Das Setting ist einer der wesentlichen Knackpunkte – wer ist virtuell dazu geschalten, wer ist physisch vor Ort? Das wichtigste Kriterium dabei ist, die Chancengleichheit der Kommunikation möglichst aufrecht zu halten. Das bedeutet: Jeder muss im selben Ausmaß die Möglichkeit haben, sich einzubringen. Idealerweise sind alle Meeting-Teilnehmer online, das schafft automatisch gleiche Bedingungen. Sind hingegen manche gemeinsam im Besprechungsraum, andere daheim vor den Bildschirmen zugeschalten, gestaltet sich ein gleichberechtigtes Arbeiten wesentlich schwieriger. Dieses Setting sollte, sofern möglich, immer die zweite Wahl sein. Eine Variante, die mehr Vorbereitung benötigt, aber in der Praxis gut funktioniert, ist folgende: Jeder Person, die online teilnimmt, wird ein „Buddy“ zugeteilt. Das ist eine Person, die physisch im Meetingraum anwesend ist, und die Perspektive des Online-Teilnehmers mitdenkt und einnimmt. Damit wird der Gefahr entgegengesteuert, dass sich im Raum ein lebendiges Gespräch entfaltet und die virtuellen Teilnehmer in der Dynamik des Geschehens vergessen werden. Außerdem wichtig: eine gute technologische Ausstattung und eine integrative Moderation, die die virtuellen Anwesenden besonders miteinbezieht und ihnen Raum gibt, sich zu beteiligen.
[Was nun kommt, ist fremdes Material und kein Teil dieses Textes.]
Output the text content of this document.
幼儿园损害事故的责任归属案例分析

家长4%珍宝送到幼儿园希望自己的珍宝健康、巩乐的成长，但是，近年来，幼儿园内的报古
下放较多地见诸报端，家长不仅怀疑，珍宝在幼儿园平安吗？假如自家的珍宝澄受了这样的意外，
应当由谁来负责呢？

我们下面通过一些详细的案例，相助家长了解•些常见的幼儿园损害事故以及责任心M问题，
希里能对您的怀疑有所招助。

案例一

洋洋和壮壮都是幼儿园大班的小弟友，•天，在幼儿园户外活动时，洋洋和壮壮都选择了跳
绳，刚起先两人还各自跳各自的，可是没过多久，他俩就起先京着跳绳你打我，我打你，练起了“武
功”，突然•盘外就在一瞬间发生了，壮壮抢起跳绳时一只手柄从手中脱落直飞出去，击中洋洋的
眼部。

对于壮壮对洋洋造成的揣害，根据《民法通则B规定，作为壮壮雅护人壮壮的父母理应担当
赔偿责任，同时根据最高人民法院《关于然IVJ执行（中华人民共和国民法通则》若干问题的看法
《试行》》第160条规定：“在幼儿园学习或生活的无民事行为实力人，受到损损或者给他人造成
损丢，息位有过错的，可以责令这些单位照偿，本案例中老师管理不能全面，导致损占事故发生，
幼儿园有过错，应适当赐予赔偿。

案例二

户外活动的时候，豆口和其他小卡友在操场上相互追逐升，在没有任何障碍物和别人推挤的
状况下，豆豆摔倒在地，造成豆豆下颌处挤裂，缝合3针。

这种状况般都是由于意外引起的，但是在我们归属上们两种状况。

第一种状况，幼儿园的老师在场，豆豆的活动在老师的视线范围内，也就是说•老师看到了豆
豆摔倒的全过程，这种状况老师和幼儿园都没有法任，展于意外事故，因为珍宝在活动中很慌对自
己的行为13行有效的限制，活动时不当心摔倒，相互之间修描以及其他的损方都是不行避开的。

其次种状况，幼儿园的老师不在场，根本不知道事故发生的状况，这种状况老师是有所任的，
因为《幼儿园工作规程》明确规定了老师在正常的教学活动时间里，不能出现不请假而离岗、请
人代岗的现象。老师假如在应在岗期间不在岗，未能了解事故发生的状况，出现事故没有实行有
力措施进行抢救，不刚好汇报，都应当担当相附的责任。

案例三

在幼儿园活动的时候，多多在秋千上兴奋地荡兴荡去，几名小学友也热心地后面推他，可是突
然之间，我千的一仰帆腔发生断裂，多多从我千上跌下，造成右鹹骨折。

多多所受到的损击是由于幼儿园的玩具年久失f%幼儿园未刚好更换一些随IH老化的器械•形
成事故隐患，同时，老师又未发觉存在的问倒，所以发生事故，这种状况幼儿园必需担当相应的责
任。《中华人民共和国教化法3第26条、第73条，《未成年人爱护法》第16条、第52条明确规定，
So oder so: Online-Meetings erfordern viel Disziplin aller Teilnehmer und einen engagierten Moderator. Natürlich spielt auch die Technik eine entscheidende Rolle: Viele österreichische Unternehmen sind hier bereits hervorragend ausgestattet. Das eröffnet neue Dimensionen und Möglichkeiten für Online-Meetings.

Der Kunde im Blick

Viele Unternehmen sehen Online-Kommunikation als großen Gewinn: Reisekosten und Anreisezeit fallen weg und man leistet damit gleichzeitig einen wertvollen Beitrag im Sinne der Nachhaltigkeit. Außerdem können neue Vertriebswege erschlossen werden, die vorher nicht möglich waren. Hier kommt es selbstverständlich auf das jeweilige Produkt und die Dienstleistung an. Bevor man allzu sehr in die Online-Kommunikation eintaucht, müssen sich Unternehmer überlegen, was der Kern ihres Geschäftes ist, was die Kriterien der Kunden sind, ob sich durch ein Mehr an digital-virtueller Kundenkommunikation Chancen für wertstiftende Geschäftsmodelle ergeben – ist es zB wichtig, Vertrauen aufzubauen oder geht es vermehrt um Konditionen, eine schnelle Lieferung? Wenn das eigene Kundengeschäft zu einem großen Teil auf Vertrauen aufbaut, sind hybride Formate oder reine Online-Kommunikation bei Bestandskunden chancenreich, schwieriger jedoch bei Neukunden. Erstgespräche oder intensive Verhandlungen verlangen meist nach einer Besprechung vor Ort. Auch Gespräche, bei denen es um sensible Inhalte und Themen geht, lassen sich von Angesicht zu Angesicht deutlich besser durchführen. Bei Workshops zu komplexen Themen ist der Präsenztermin oftmals ebenso die bessere Wahl. Einen Punkt darf man als Unternehmer nämlich nicht aus den Augen verlieren: Das Persönliche und Menschliche hat einen entscheidenden Stellenwert im Umgang mit den Kunden – und natürlich auch den Mitarbeitern.